ゼスト(zest)とは、レモン・オレンジ・ライム・グレープフルーツなどの柑橘類の外皮(ペクチンを含む薄い色つきの部分)を細かく削り取ったものです。果皮の表面には精油成分を含む油胞があり、ここに柑橘特有のアロマ成分(リモネンなど)が豊富に含まれています。

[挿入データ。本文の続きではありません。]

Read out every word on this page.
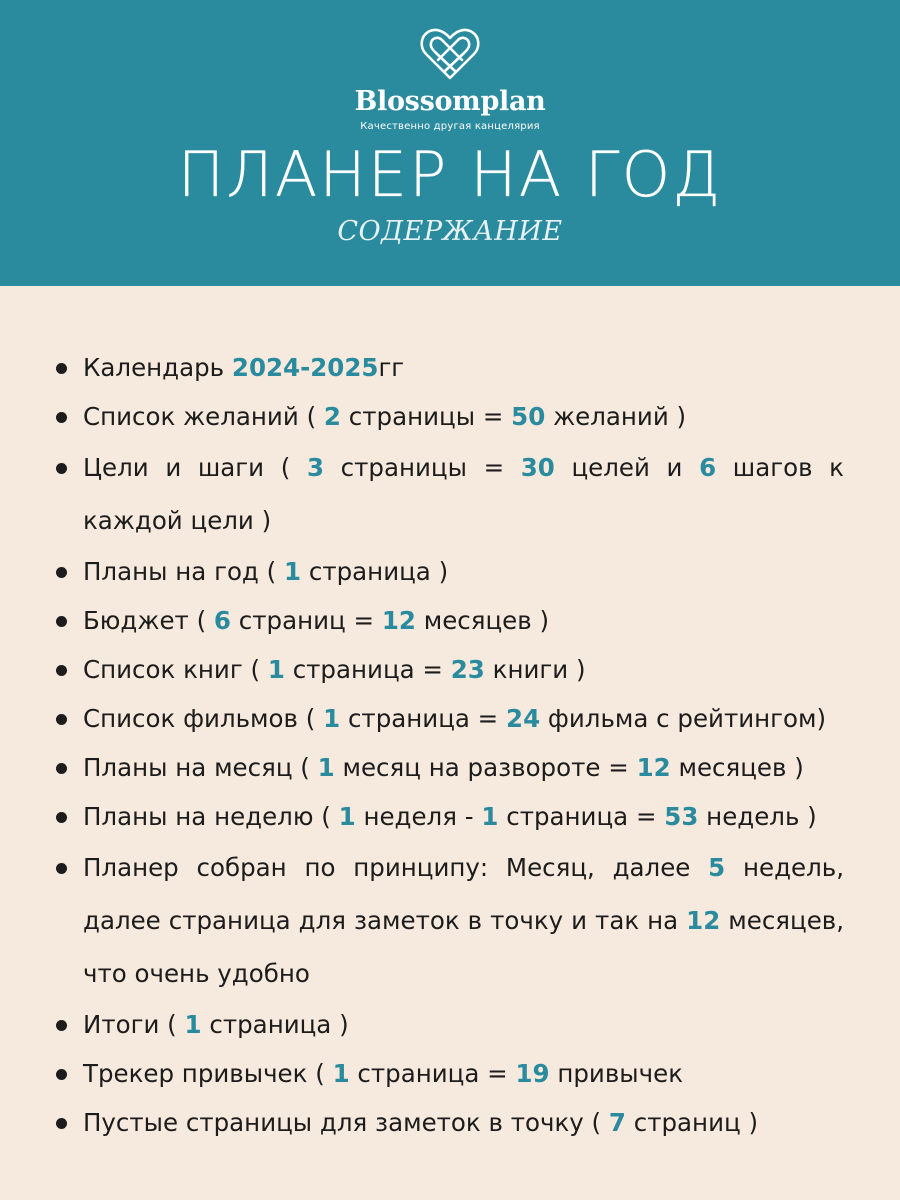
Blossomplan
Качественно другая канцелярия
ПЛАНЕР НА ГОД
СОДЕРЖАНИЕ
Календарь 2024-2025гг
Список желаний ( 2 страницы = 50 желаний )
Цели и шаги ( 3 страницы = 30 целей и 6 шагов к каждой цели )
Планы на год ( 1 страница )
Бюджет ( 6 страниц = 12 месяцев )
Список книг ( 1 страница = 23 книги )
Список фильмов ( 1 страница = 24 фильма с рейтингом)
Планы на месяц ( 1 месяц на развороте = 12 месяцев )
Планы на неделю ( 1 неделя - 1 страница = 53 недель )
Планер собран по принципу: Месяц, далее 5 недель, далее страница для заметок в точку и так на 12 месяцев, что очень удобно
Итоги ( 1 страница )
Трекер привычек ( 1 страница = 19 привычек
Пустые страницы для заметок в точку ( 7 страниц )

ゼストを料理に加えると、果汁では得られない鮮烈な香りと風味が引き立ちます。白い綿状の内皮(アルベド)は苦みが強いため、ゼスタ―(専用道具)やグレーターでごく薄く外側のみを削り取ることが重要です。
ゼストの主な用途は以下のとおりです。
- 焼き菓子(レモンケーキ・マドレーヌ)への香りづけ
- パスタやリゾットの仕上げ
- カクテルのリムや飾り(カクテルに添える「ゼスト・ツイスト」)
- マリネや魚料理の風味付け
- 自家製フレーバーオイル・砂糖の作成
市販の乾燥ゼスト(ドライゼスト)も存在しますが、生の果皮から削りたてのゼストは香りの鮮度が格段に高く、プロの料理人はできる限り使い直前に削ることを推奨します。農薬が残りやすい部位でもあるため、できれば無農薬や国産のものを使うことが望ましいです。
使い方・例文
レモンケーキを焼く際にゼストを生地に加えると、レモン汁だけでは出せない爽やかな香りが全体に広がり、風味豊かな仕上がりになります。